My intuition says that we’ll need more than a world of text to scale to human-intelligence-level simulacra. Adding video, and perhaps even touch, seems like it would be helpful for world-modeling. (Perhaps a 3D world you can run at 10,000 steps per second would be helpful here.) But this isn’t a rule of the universe. Blind-deaf people are able to create accurate world models with just a sense of touch, along with whatever they get for free from the evolutionary process which produced their biological neural net. What will large language models be able to achieve, given access to all the world’s text and the memetic-evolutionary process that created it?
To close, I’ll let the simulators analogy provide you with one more important tool: a mental innoculation against the increasingly-absurd claims that large language models are “just” predicting text. (This is often dressed up with the thought-terminating cliché “stochastic parrots”.) Such claims are vacuously true, in the same sense that physics is “just” predicting the future state of the universe, and who cares about all those pesky intelligences instantiated out of its atoms along the way. But evolving from a final state to an initial state is an immensely powerful framework, and glossing over all the intermediate entities by only focusing on the resulting “blurry JPEG” will serve you poorly when trying to understand this technology. Remember that a training process’s objectives are not a good summary of what the resulting system is doing: if you evaluated humans the same way, you would say that when they seemingly converse about the world, they are really “just” moving their muscles in ways that maximize expected number of offspring.

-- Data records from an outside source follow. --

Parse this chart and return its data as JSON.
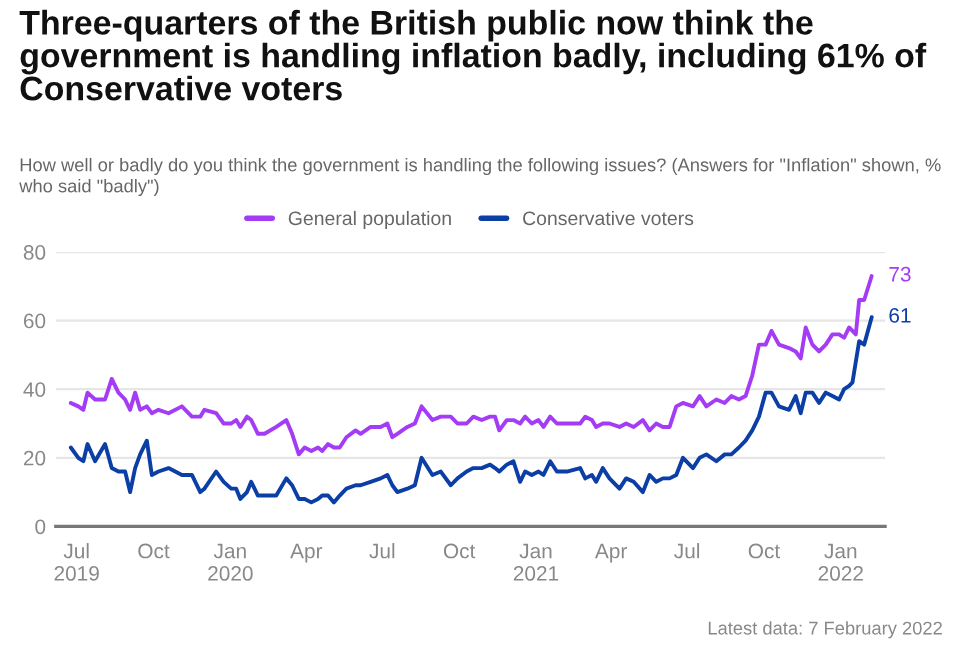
{
  "chart_data": {
    "type": "line",
    "title": "Three-quarters of the British public now think the government is handling inflation badly, including 61% of Conservative voters",
    "subtitle": "How well or badly do you think the government is handling the following issues? (Answers for \"Inflation\" shown, % who said \"badly\")",
    "series": [
      {
        "name": "General population",
        "color": "#a43cf5",
        "x": [
          "2019-06-24",
          "2019-07-03",
          "2019-07-09",
          "2019-07-14",
          "2019-07-23",
          "2019-08-04",
          "2019-08-12",
          "2019-08-20",
          "2019-08-28",
          "2019-09-03",
          "2019-09-09",
          "2019-09-15",
          "2019-09-23",
          "2019-09-29",
          "2019-10-07",
          "2019-10-19",
          "2019-11-04",
          "2019-11-16",
          "2019-11-26",
          "2019-12-01",
          "2019-12-15",
          "2019-12-24",
          "2020-01-02",
          "2020-01-08",
          "2020-01-13",
          "2020-01-21",
          "2020-01-26",
          "2020-02-03",
          "2020-02-11",
          "2020-02-25",
          "2020-03-08",
          "2020-03-15",
          "2020-03-23",
          "2020-03-30",
          "2020-04-07",
          "2020-04-15",
          "2020-04-20",
          "2020-04-27",
          "2020-05-04",
          "2020-05-11",
          "2020-05-19",
          "2020-05-30",
          "2020-06-05",
          "2020-06-17",
          "2020-06-29",
          "2020-07-07",
          "2020-07-13",
          "2020-07-19",
          "2020-07-31",
          "2020-08-09",
          "2020-08-17",
          "2020-08-30",
          "2020-09-09",
          "2020-09-21",
          "2020-09-29",
          "2020-10-10",
          "2020-10-18",
          "2020-10-28",
          "2020-11-07",
          "2020-11-13",
          "2020-11-18",
          "2020-11-27",
          "2020-12-05",
          "2020-12-13",
          "2020-12-19",
          "2020-12-27",
          "2021-01-04",
          "2021-01-10",
          "2021-01-18",
          "2021-01-26",
          "2021-02-07",
          "2021-02-23",
          "2021-03-01",
          "2021-03-09",
          "2021-03-14",
          "2021-03-22",
          "2021-03-30",
          "2021-04-11",
          "2021-04-19",
          "2021-04-28",
          "2021-05-09",
          "2021-05-17",
          "2021-05-25",
          "2021-06-02",
          "2021-06-10",
          "2021-06-18",
          "2021-06-26",
          "2021-07-08",
          "2021-07-16",
          "2021-07-24",
          "2021-08-05",
          "2021-08-15",
          "2021-08-23",
          "2021-09-01",
          "2021-09-09",
          "2021-09-17",
          "2021-09-25",
          "2021-10-03",
          "2021-10-10",
          "2021-10-19",
          "2021-10-31",
          "2021-11-08",
          "2021-11-14",
          "2021-11-20",
          "2021-11-28",
          "2021-12-06",
          "2021-12-14",
          "2021-12-22",
          "2021-12-30",
          "2022-01-05",
          "2022-01-11",
          "2022-01-15",
          "2022-01-19",
          "2022-01-23",
          "2022-01-29",
          "2022-02-07"
        ],
        "values": [
          36,
          35,
          34,
          39,
          37,
          37,
          43,
          39,
          37,
          34,
          39,
          34,
          35,
          33,
          34,
          33,
          35,
          32,
          32,
          34,
          33,
          30,
          30,
          31,
          29,
          32,
          31,
          27,
          27,
          29,
          31,
          27,
          21,
          23,
          22,
          23,
          22,
          24,
          23,
          23,
          26,
          28,
          27,
          29,
          29,
          30,
          26,
          27,
          29,
          30,
          35,
          31,
          32,
          32,
          30,
          30,
          32,
          31,
          32,
          32,
          28,
          31,
          31,
          30,
          32,
          30,
          31,
          29,
          32,
          30,
          30,
          30,
          32,
          31,
          29,
          30,
          30,
          29,
          30,
          29,
          31,
          28,
          30,
          29,
          29,
          35,
          36,
          35,
          38,
          35,
          37,
          36,
          38,
          37,
          38,
          44,
          53,
          53,
          57,
          53,
          52,
          51,
          49,
          58,
          53,
          51,
          53,
          56,
          56,
          55,
          58,
          57,
          56,
          66,
          66,
          73
        ]
      },
      {
        "name": "Conservative voters",
        "color": "#0b3fa6",
        "x": [
          "2019-06-24",
          "2019-07-03",
          "2019-07-09",
          "2019-07-14",
          "2019-07-23",
          "2019-08-04",
          "2019-08-12",
          "2019-08-20",
          "2019-08-28",
          "2019-09-03",
          "2019-09-09",
          "2019-09-15",
          "2019-09-23",
          "2019-09-29",
          "2019-10-07",
          "2019-10-19",
          "2019-11-04",
          "2019-11-16",
          "2019-11-26",
          "2019-12-01",
          "2019-12-15",
          "2019-12-24",
          "2020-01-02",
          "2020-01-08",
          "2020-01-13",
          "2020-01-21",
          "2020-01-26",
          "2020-02-03",
          "2020-02-11",
          "2020-02-25",
          "2020-03-08",
          "2020-03-15",
          "2020-03-23",
          "2020-03-30",
          "2020-04-07",
          "2020-04-15",
          "2020-04-20",
          "2020-04-27",
          "2020-05-04",
          "2020-05-11",
          "2020-05-19",
          "2020-05-30",
          "2020-06-05",
          "2020-06-17",
          "2020-06-29",
          "2020-07-07",
          "2020-07-13",
          "2020-07-19",
          "2020-07-31",
          "2020-08-09",
          "2020-08-17",
          "2020-08-30",
          "2020-09-09",
          "2020-09-21",
          "2020-09-29",
          "2020-10-10",
          "2020-10-18",
          "2020-10-28",
          "2020-11-07",
          "2020-11-13",
          "2020-11-18",
          "2020-11-27",
          "2020-12-05",
          "2020-12-13",
          "2020-12-19",
          "2020-12-27",
          "2021-01-04",
          "2021-01-10",
          "2021-01-18",
          "2021-01-26",
          "2021-02-07",
          "2021-02-23",
          "2021-03-01",
          "2021-03-09",
          "2021-03-14",
          "2021-03-22",
          "2021-03-30",
          "2021-04-11",
          "2021-04-19",
          "2021-04-28",
          "2021-05-09",
          "2021-05-17",
          "2021-05-25",
          "2021-06-02",
          "2021-06-10",
          "2021-06-18",
          "2021-06-26",
          "2021-07-08",
          "2021-07-16",
          "2021-07-24",
          "2021-08-05",
          "2021-08-15",
          "2021-08-23",
          "2021-09-01",
          "2021-09-09",
          "2021-09-17",
          "2021-09-25",
          "2021-10-03",
          "2021-10-10",
          "2021-10-19",
          "2021-10-31",
          "2021-11-08",
          "2021-11-14",
          "2021-11-20",
          "2021-11-28",
          "2021-12-06",
          "2021-12-14",
          "2021-12-22",
          "2021-12-30",
          "2022-01-05",
          "2022-01-11",
          "2022-01-15",
          "2022-01-19",
          "2022-01-23",
          "2022-01-29",
          "2022-02-07"
        ],
        "values": [
          23,
          20,
          19,
          24,
          19,
          24,
          17,
          16,
          16,
          10,
          17,
          21,
          25,
          15,
          16,
          17,
          15,
          15,
          10,
          11,
          16,
          13,
          11,
          11,
          8,
          10,
          13,
          9,
          9,
          9,
          14,
          12,
          8,
          8,
          7,
          8,
          9,
          9,
          7,
          9,
          11,
          12,
          12,
          13,
          14,
          15,
          12,
          10,
          11,
          12,
          20,
          15,
          16,
          12,
          14,
          16,
          17,
          17,
          18,
          17,
          16,
          18,
          19,
          13,
          16,
          15,
          16,
          15,
          19,
          16,
          16,
          17,
          14,
          15,
          13,
          17,
          14,
          11,
          14,
          13,
          10,
          15,
          13,
          14,
          14,
          15,
          20,
          17,
          20,
          21,
          19,
          21,
          21,
          23,
          25,
          28,
          32,
          39,
          39,
          35,
          34,
          38,
          33,
          39,
          39,
          36,
          39,
          38,
          37,
          40,
          41,
          42,
          48,
          54,
          53,
          61
        ]
      }
    ],
    "xlim": [
      "2019-06-06",
      "2022-02-23"
    ],
    "xticks": [
      {
        "value": "2019-07-01",
        "label": "Jul\n2019"
      },
      {
        "value": "2019-10-01",
        "label": "Oct"
      },
      {
        "value": "2020-01-01",
        "label": "Jan\n2020"
      },
      {
        "value": "2020-04-01",
        "label": "Apr"
      },
      {
        "value": "2020-07-01",
        "label": "Jul"
      },
      {
        "value": "2020-10-01",
        "label": "Oct"
      },
      {
        "value": "2021-01-01",
        "label": "Jan\n2021"
      },
      {
        "value": "2021-04-01",
        "label": "Apr"
      },
      {
        "value": "2021-07-01",
        "label": "Jul"
      },
      {
        "value": "2021-10-01",
        "label": "Oct"
      },
      {
        "value": "2022-01-01",
        "label": "Jan\n2022"
      }
    ],
    "ylim": [
      0,
      80
    ],
    "yticks": [
      0,
      20,
      40,
      60,
      80
    ],
    "grid": "y",
    "legend": "top",
    "annotations": [
      {
        "text": "73",
        "x": "2022-02-07",
        "y": 73
      },
      {
        "text": "61",
        "x": "2022-02-07",
        "y": 61
      },
      "Latest data: 7 February 2022"
    ]
  }
}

The thesis of this essay comes entirely from Janus’s “Simulators” article, which blew my mind when I first read it. I wrote this post because, after I tried sending “Simulators” to friends, I realized that it was a pretty dense and roundabout exploration of the concept, and would not be competitive in the memescape with Ted Chiang’s article. Still, you might enjoy perusing my favorite quotes from the article.
Scott Alexander has his own recent summary and discussion of the simulator thesis, focused on contrasting ChatGPT with GPT-3, discussing the implications for AI alignment, and ending with idle musings on what this means for the human neural net/artificial neural net connection.

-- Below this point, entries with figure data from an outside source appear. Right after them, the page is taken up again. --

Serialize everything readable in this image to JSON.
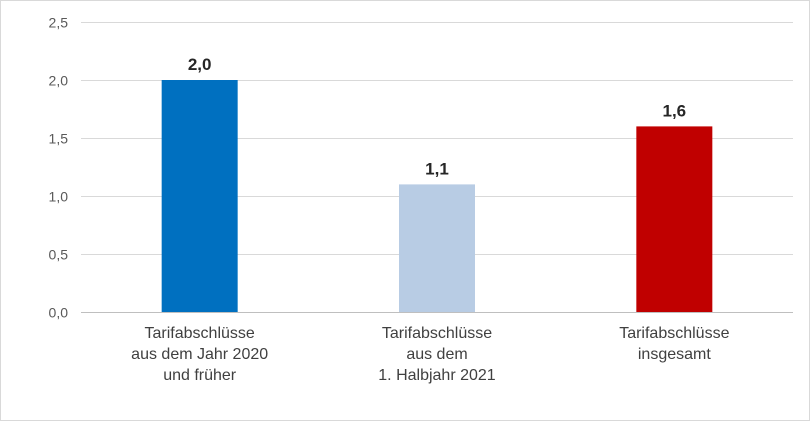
{
  "chart_data": {
    "type": "bar",
    "categories": [
      [
        "Tarifabschlüsse",
        "aus dem Jahr 2020",
        "und früher"
      ],
      [
        "Tarifabschlüsse",
        "aus dem",
        "1. Halbjahr 2021"
      ],
      [
        "Tarifabschlüsse",
        "insgesamt"
      ]
    ],
    "values": [
      2.0,
      1.1,
      1.6
    ],
    "data_labels": [
      "2,0",
      "1,1",
      "1,6"
    ],
    "bar_colors": [
      "#0070c0",
      "#b8cce4",
      "#c00000"
    ],
    "ylim": [
      0,
      2.5
    ],
    "yticks": [
      0,
      0.5,
      1.0,
      1.5,
      2.0,
      2.5
    ],
    "ytick_labels": [
      "0,0",
      "0,5",
      "1,0",
      "1,5",
      "2,0",
      "2,5"
    ],
    "grid": true,
    "legend": "none",
    "title": "",
    "xlabel": "",
    "ylabel": ""
  }
}
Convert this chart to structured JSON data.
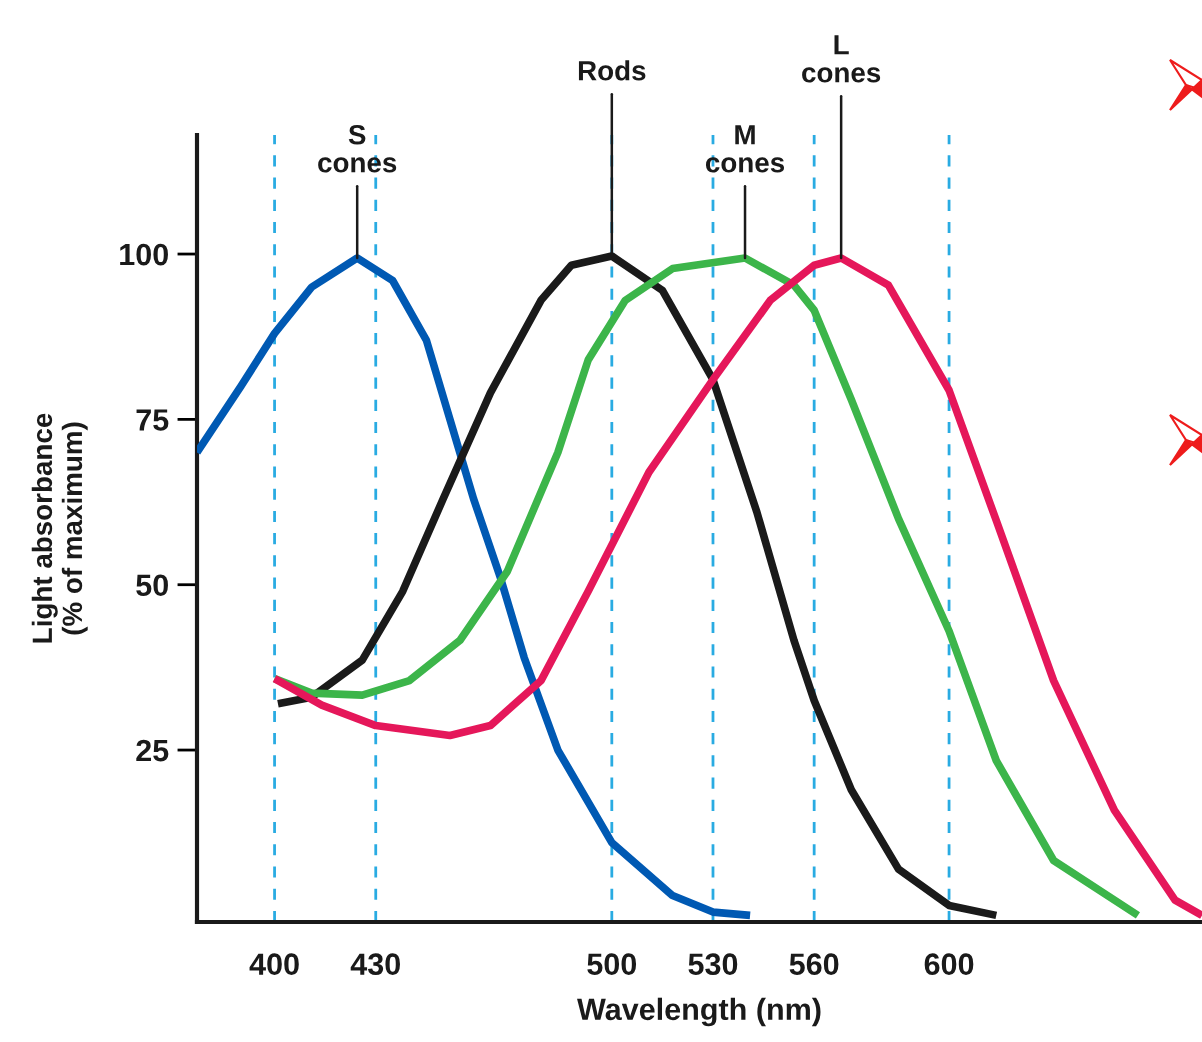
{
  "chart_data": {
    "type": "line",
    "xlabel": "Wavelength (nm)",
    "ylabel": "Light absorbance\n(% of maximum)",
    "xlim": [
      377,
      675
    ],
    "xticks": [
      400,
      430,
      500,
      530,
      560,
      600
    ],
    "ylim": [
      -1,
      118
    ],
    "yticks": [
      25,
      50,
      75,
      100
    ],
    "grid": false,
    "legend": false,
    "marker": "none",
    "line_style": "solid",
    "series": [
      {
        "color": "#0059b3",
        "x": [
          377,
          390,
          400,
          411,
          424.5,
          435,
          445,
          452,
          459,
          467,
          474,
          484,
          500,
          518,
          530,
          541
        ],
        "values": [
          70,
          80,
          88,
          95,
          99.4,
          96,
          87,
          75,
          63,
          51,
          39,
          25,
          11,
          3,
          0.5,
          0
        ]
      },
      {
        "color": "#1a1a1a",
        "x": [
          401,
          411,
          426,
          438,
          450,
          464,
          479,
          488,
          500,
          515,
          530,
          543,
          554,
          560,
          571,
          585,
          600,
          614
        ],
        "values": [
          32,
          33,
          38.6,
          49,
          63,
          79,
          93,
          98.3,
          99.7,
          94.5,
          81,
          61,
          41.6,
          32.5,
          19,
          7,
          1.5,
          0
        ]
      },
      {
        "color": "#3cb54a",
        "x": [
          400,
          411,
          426,
          440,
          455,
          469,
          484,
          493,
          504,
          518,
          539.5,
          554,
          560,
          571,
          585,
          600,
          614,
          631,
          656
        ],
        "values": [
          35.8,
          33.6,
          33.3,
          35.5,
          41.6,
          52,
          70,
          84,
          93,
          97.8,
          99.4,
          95.3,
          91.5,
          78,
          60,
          43,
          23.4,
          8.3,
          0
        ]
      },
      {
        "color": "#e5175a",
        "x": [
          400,
          414,
          430,
          452,
          464,
          479,
          493,
          511,
          530,
          547,
          560,
          568,
          582,
          600,
          614,
          631,
          649,
          667,
          675
        ],
        "values": [
          35.8,
          31.8,
          28.7,
          27.2,
          28.7,
          35.5,
          49,
          67,
          81,
          93,
          98.3,
          99.4,
          95.3,
          79.4,
          59.7,
          35.5,
          15.9,
          2.3,
          0
        ]
      }
    ],
    "annotations": [
      {
        "text": "S\ncones",
        "x": 424.5,
        "y": 99.4
      },
      {
        "text": "Rods",
        "x": 500,
        "y": 99.7
      },
      {
        "text": "M\ncones",
        "x": 539.5,
        "y": 99.4
      },
      {
        "text": "L\ncones",
        "x": 568,
        "y": 99.4
      }
    ],
    "ref_lines": [
      {
        "axis": "x",
        "value": 400,
        "color": "#29abe2",
        "line_style": "dashed"
      },
      {
        "axis": "x",
        "value": 430,
        "color": "#29abe2",
        "line_style": "dashed"
      },
      {
        "axis": "x",
        "value": 500,
        "color": "#29abe2",
        "line_style": "dashed"
      },
      {
        "axis": "x",
        "value": 530,
        "color": "#29abe2",
        "line_style": "dashed"
      },
      {
        "axis": "x",
        "value": 560,
        "color": "#29abe2",
        "line_style": "dashed"
      },
      {
        "axis": "x",
        "value": 600,
        "color": "#29abe2",
        "line_style": "dashed"
      }
    ]
  }
}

According to this post, Conjecture is using simulacra theory beyond the level of just an analogy, attempting to instantiate a chess-optimizer simulacra within a large language model. (Whether they expect this chess-optimizer to be more like a human grandmaster, or more like Deep Blue or AlphaZero, is an interesting question.) I have not been able to find more details, but let me know if they exist somewhere.
On the subject of “just” predicting text vs. deep understanding, way back in the distant past of 2019, Scott Alexander (again) wrote up “GPT-2 as a Step Toward General Intelligence”. Looking back, I’m impressed by how well Scott predicted the future we’ve seen after only playing with the much-less-capable GPT-2. He certainly did much better than those claiming that large language models are missing something essential for intelligence.
“The Limit of Large Language Models” speculates in more detail than I’ve done here about how powerful a language-based simulator can become, and has a worthwhile comments section.